В белые мгновения обретаешь ту стойкость, которая не позволяет отступить от самого себя в самых надрывных испытаниях. Мгновения и слова этих мгновений становятся неуничтожимостью духа.

И я выговариваю их себе, выговариваю… Это великая радость, когда их начинаешь слышать, и четко, раздельно — каждое…

Надо так: бить в одну точку. Писать, в любом состоянии писать, в любой занятости, но писать. Освоить ремесло. Искать себя. Отлить свои формы… Черт с ней, с усталостью!.. В могиле распрямлюсь и отдохну. Все верно: «В наши расчеты и не входило преимущество долгой жизни».

Господи, откуда приплыли эти перламутровые облака?

А звезды точно — скупые. Цедят свет.

Небо между облаками черное. В этой черноте — изголубо-белые проблески звезд.

Ночью выше и стройнее деревья.

Утроба ночи…

Возвращаюсь к топке. Приятно знобит от тепла.

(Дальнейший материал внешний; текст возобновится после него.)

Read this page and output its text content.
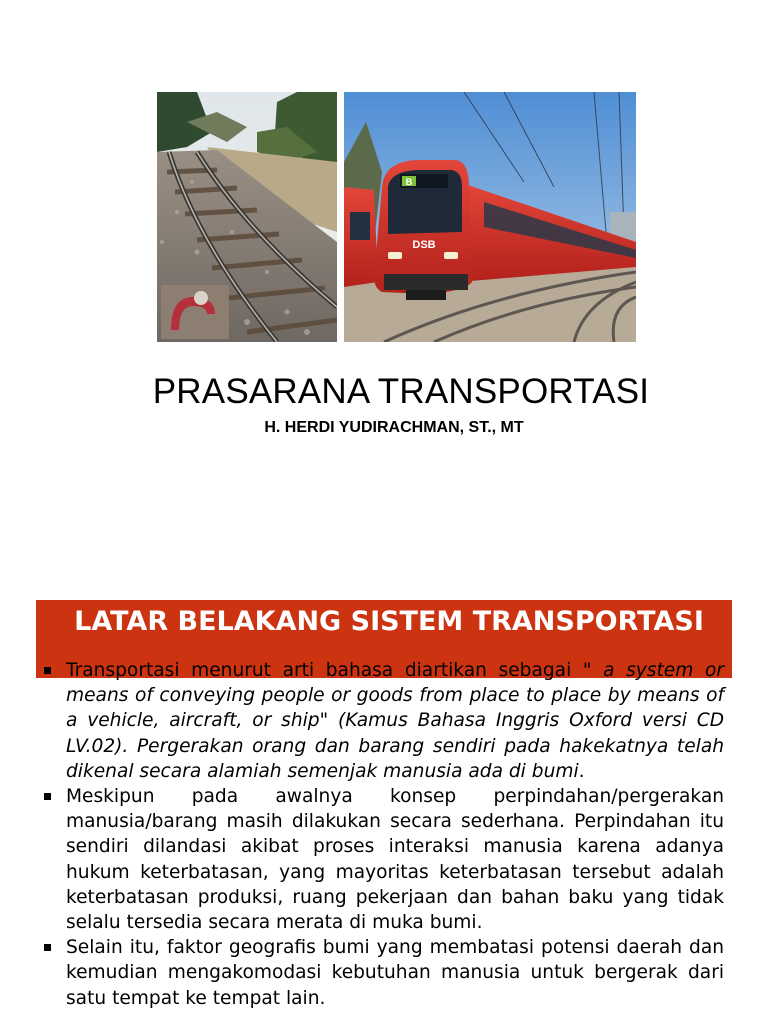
B
DSB
PRASARANA TRANSPORTASI
H. HERDI YUDIRACHMAN, ST., MT
LATAR BELAKANG SISTEM TRANSPORTASI
Transportasi menurut arti bahasa diartikan sebagai " a system or means of conveying people or goods from place to place by means of a vehicle, aircraft, or ship" (Kamus Bahasa Inggris Oxford versi CD LV.02). Pergerakan orang dan barang sendiri pada hakekatnya telah dikenal secara alamiah semenjak manusia ada di bumi.
Meskipun pada awalnya konsep perpindahan/pergerakan manusia/barang masih dilakukan secara sederhana. Perpindahan itu sendiri dilandasi akibat proses interaksi manusia karena adanya hukum keterbatasan, yang mayoritas keterbatasan tersebut adalah keterbatasan produksi, ruang pekerjaan dan bahan baku yang tidak selalu tersedia secara merata di muka bumi.
Selain itu, faktor geografis bumi yang membatasi potensi daerah dan kemudian mengakomodasi kebutuhan manusia untuk bergerak dari satu tempat ke tempat lain.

Я неравнодушен к луне. Кроме солнца я поклоняюсь луне, но полная — просто вызывает благоговение.

Когда топка принимается и я уверен, что она не подведет и все будет в порядке, я топаю в ванную комнату, смываю угольную пыль, а погодя, посидев в кресле, отправляюсь спать.

Я берегу покой жены, но чувство берет свое. Я чрезвычайно чуток и осторожен и от этого ловок и бесшумен — одежда сама спадает с меня. Я превосходно тренирован и поэтому сноровист до изощренности — только пружины одним неслышным движением проваливаются вниз. Я управляю самым ничтожным смещением тела — и когда опускаюсь рядом, жена даже не меняет положения, она и не просыпается. Я огромен, но ловок и гибок. И у меня отлично развито чувство равновесия — я принимаю все наперед. Это ведь от профессии гладиатора — читать движение и управлять движением.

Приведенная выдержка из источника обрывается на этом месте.